It was a world away from his job as a logistics warehouse manager in Toronto – a position he resigned to be able to travel to Ukraine to take part in the race and help his Kyiv-living mother leave the country.
Now that he has survived a rocket attack and taken his mother to Canada, Sliepukhov is sitting in a restaurant in western Toronto, recounting his time in Ukraine.
“Before February 24, my normal day was like a casual, normal human day. After February 24 … It was the only right decision I had to make,” said Sliepukhov, choosing to compete in Ukraine.
Sliepukhov was among the foreign volunteers who headed to the country to join the international legion of the Ukrainian army after the start of the Russian invasion on February 24.
The 36-year-old first flew to Poland in February and then went to Ukraine with a plan to head to the capital, where his mother lived.
“My main goal from the beginning was to go to Kyiv, because I am from Kyiv, but when we arrived in Ukraine the situation changed so fast,” he says.
Sliepukhov, who became a Canadian citizen last year, made his way to an educational base near Lviv, in western Ukraine. Having served in the Ukrainian army for a year before immigrating to Canada in 2014, he says he became a squad commander and led a group of 38 international volunteers on training missions.
The base was abruptly targeted by Russian missiles last month, he says.
“We were supposed to be in training for about two to three weeks to gather applicants and train them, to assign them to a regiment, but the bombing changed that,” says Sliepukhov.
“The bombing was so random, nobody knows what to do. I was talking to commanders … they were telling me ‘build your own, count them to make sure we all have it, get out … in the woods, we’ll get out.’
The group hid in the woods, says Sliepukhov, where he also helped support squads that lost members in the attack. None of the members of Sliepukhov’s squad died, but some were injured, he says.
“After the strike, basically our commander, my officers, tell us first of all to measure all the people, to check their mental state,” he recalls. “Then we offered them, whoever is not ready to stay … will be able to leave (Ukraine). We told them, no one will be judged.”
Many members of his squad decided to leave Ukraine after the Russian attack, he says.
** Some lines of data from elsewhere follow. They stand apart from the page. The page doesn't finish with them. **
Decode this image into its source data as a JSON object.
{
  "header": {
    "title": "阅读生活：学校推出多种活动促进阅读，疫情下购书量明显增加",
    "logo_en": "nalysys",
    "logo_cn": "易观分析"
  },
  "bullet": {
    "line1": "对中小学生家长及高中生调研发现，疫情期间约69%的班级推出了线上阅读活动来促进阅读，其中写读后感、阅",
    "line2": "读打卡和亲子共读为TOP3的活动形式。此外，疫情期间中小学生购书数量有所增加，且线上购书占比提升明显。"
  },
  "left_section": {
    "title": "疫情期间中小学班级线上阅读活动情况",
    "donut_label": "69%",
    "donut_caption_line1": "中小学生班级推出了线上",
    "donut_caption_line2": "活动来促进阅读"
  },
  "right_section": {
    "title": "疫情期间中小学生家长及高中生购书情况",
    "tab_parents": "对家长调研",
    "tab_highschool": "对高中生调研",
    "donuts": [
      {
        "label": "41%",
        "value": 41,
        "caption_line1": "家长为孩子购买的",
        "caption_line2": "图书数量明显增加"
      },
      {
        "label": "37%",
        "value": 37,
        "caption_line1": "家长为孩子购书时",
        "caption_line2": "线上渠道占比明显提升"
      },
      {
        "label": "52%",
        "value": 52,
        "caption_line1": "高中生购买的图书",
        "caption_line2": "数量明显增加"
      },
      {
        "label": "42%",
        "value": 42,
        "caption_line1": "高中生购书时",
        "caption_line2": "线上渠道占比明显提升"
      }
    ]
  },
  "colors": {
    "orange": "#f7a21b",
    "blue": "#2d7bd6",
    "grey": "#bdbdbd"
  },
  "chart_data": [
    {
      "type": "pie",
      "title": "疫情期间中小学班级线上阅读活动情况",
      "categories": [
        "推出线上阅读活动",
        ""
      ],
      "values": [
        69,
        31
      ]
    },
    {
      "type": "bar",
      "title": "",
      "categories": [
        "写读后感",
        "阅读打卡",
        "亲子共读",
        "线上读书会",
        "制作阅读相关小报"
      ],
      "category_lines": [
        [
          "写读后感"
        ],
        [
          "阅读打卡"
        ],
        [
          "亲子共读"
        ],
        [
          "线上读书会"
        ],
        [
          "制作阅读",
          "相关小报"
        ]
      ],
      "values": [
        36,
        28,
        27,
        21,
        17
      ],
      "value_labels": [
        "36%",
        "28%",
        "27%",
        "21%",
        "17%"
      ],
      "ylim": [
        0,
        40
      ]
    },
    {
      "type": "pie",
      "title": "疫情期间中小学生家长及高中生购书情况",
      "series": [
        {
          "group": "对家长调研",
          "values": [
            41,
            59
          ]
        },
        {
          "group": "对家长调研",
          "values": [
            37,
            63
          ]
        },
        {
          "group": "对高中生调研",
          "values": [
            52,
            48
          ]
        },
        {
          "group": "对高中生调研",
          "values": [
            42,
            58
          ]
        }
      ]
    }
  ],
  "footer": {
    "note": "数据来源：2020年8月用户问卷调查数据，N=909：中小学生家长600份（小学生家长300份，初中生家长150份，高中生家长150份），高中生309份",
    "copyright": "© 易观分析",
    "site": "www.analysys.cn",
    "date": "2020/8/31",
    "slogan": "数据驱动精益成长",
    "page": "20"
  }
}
Sliepukhov’s mother, meanwhile, was on her way from Kyiv to Poland, waiting to get a visa that would allow her to go to Canada with her son when he came with her.
“She has a little bit of anxiety when she crosses the border and stays alone in Poland while I was in Ukraine and watching the country fall apart,” he said.
“He is still anxious, but he keeps in touch with everyone he met in Poland who is coming to Canada and with friends who are still in Ukraine.”
The federal government launched a special visitor visa program on March 17 that allows those leaving the war in Ukraine to work and study in Canada for three years, while deciding whether or not to return home.
As of March 30, 60,000 Ukrainians and their families had applied to come to Canada under this program, and another 12,000 have joined the traditional migration stream since January.
Sliepukhov says he started applying for his mother’s visa even before Canada announced its special program for Ukraine and his girlfriend helped him watch it while he was at the military base near Lviv.
Kiran Thind, Sliepukhov’s girlfriend, noted that a government telephone line for Ukraine’s special visa program offers services in English and French, but Sliepukhov’s mother does not speak any languages.
As he adjusts to life in Toronto, Sliepukhov says he would like to continue supporting the Ukrainian war effort by possibly helping train volunteers in Canada who want to head to Ukraine like him.
“To do it right, we have to form groups, interview the (volunteers) to know exactly what their goals are,” he says. “We train people (in) basic military survival skills, such as field first aid, as a regular response.”
Sliepukhov says he is considering returning to Ukraine to rejoin the international legion.
More than four million Ukrainians have fled the country since the start of the Russian invasion, and millions more have been displaced.